You may recognise the label — two bulls pitted against each other, looking a lot like Red Bull. The Austrian Red Bull that many of us are familiar with derives from Krating Daeng (meaning “Red Bull”) — a sweetened, non-carbonated drink served in a small glass bottle.
Despite the novelty factor, this is potent stuff. It carries a far higher dosage than the Red Bull served up back home and is recommended to have in small swigs (unless you want to be bouncing off the walls).
Feeling the need for a spontaneous facial that won’t cost you the world? Thailand 7-11’s are stocked with a variety of inexpensive face mask treatments. These could be the cheapest face masks that you would ever buy, so maybe consider filling the suitcase to bring that Thailand glow back home.

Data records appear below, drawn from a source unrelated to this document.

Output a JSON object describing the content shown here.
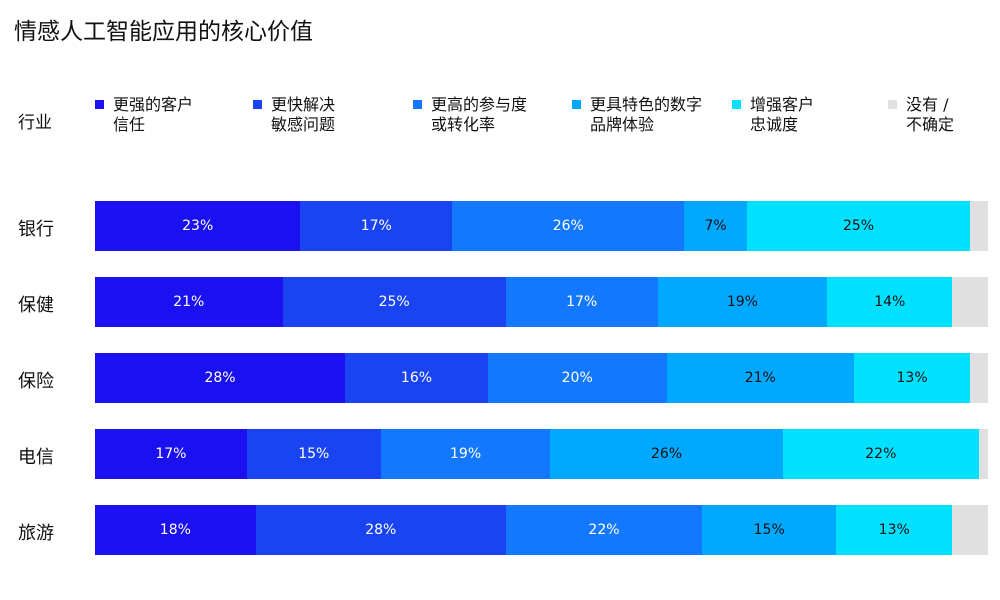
{
  "chart_data": {
    "type": "bar",
    "orientation": "horizontal",
    "stacked": true,
    "title": "情感人工智能应用的核心价值",
    "row_header": "行业",
    "categories": [
      "银行",
      "保健",
      "保险",
      "电信",
      "旅游"
    ],
    "xlim": [
      0,
      100
    ],
    "legend_position": "top",
    "series": [
      {
        "name": "更强的客户信任",
        "lines": [
          "更强的客户",
          "信任"
        ],
        "color": "#1A10F0",
        "label_color": "#ffffff",
        "values": [
          23,
          21,
          28,
          17,
          18
        ]
      },
      {
        "name": "更快解决敏感问题",
        "lines": [
          "更快解决",
          "敏感问题"
        ],
        "color": "#1A44F2",
        "label_color": "#ffffff",
        "values": [
          17,
          25,
          16,
          15,
          28
        ]
      },
      {
        "name": "更高的参与度或转化率",
        "lines": [
          "更高的参与度",
          "或转化率"
        ],
        "color": "#1478FF",
        "label_color": "#ffffff",
        "values": [
          26,
          17,
          20,
          19,
          22
        ]
      },
      {
        "name": "更具特色的数字品牌体验",
        "lines": [
          "更具特色的数字",
          "品牌体验"
        ],
        "color": "#00A8FF",
        "label_color": "#111111",
        "values": [
          7,
          19,
          21,
          26,
          15
        ]
      },
      {
        "name": "增强客户忠诚度",
        "lines": [
          "增强客户",
          "忠诚度"
        ],
        "color": "#00E0FF",
        "label_color": "#111111",
        "values": [
          25,
          14,
          13,
          22,
          13
        ]
      },
      {
        "name": "没有 / 不确定",
        "lines": [
          "没有 /",
          "不确定"
        ],
        "color": "#E0E0E0",
        "label_color": "#111111",
        "values": [
          2,
          4,
          2,
          1,
          4
        ],
        "show_labels": false
      }
    ]
  }
}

Poy Sian Menthol Nasal Inhaler
You may see many locals walk by, sniffing a white tube and wondering what on earth are they inhaling. The ever-popular lip-balm sized Poy Sian Menthol Nasal Inhaler helps to revive the senses and give you that fresh feeling. It is a refreshing mix of camphor, eucalyptus, borneol and menthol — similar to Vicks but in a much more convenient form.
If you’re more of a ‘hair of the dog’ type, 7-11 has plenty of grog in stock. Popular local beers include Chang and Singha and come in a few different sizes. Sometimes they’re even a bit cheaper than the ones out in restaurants.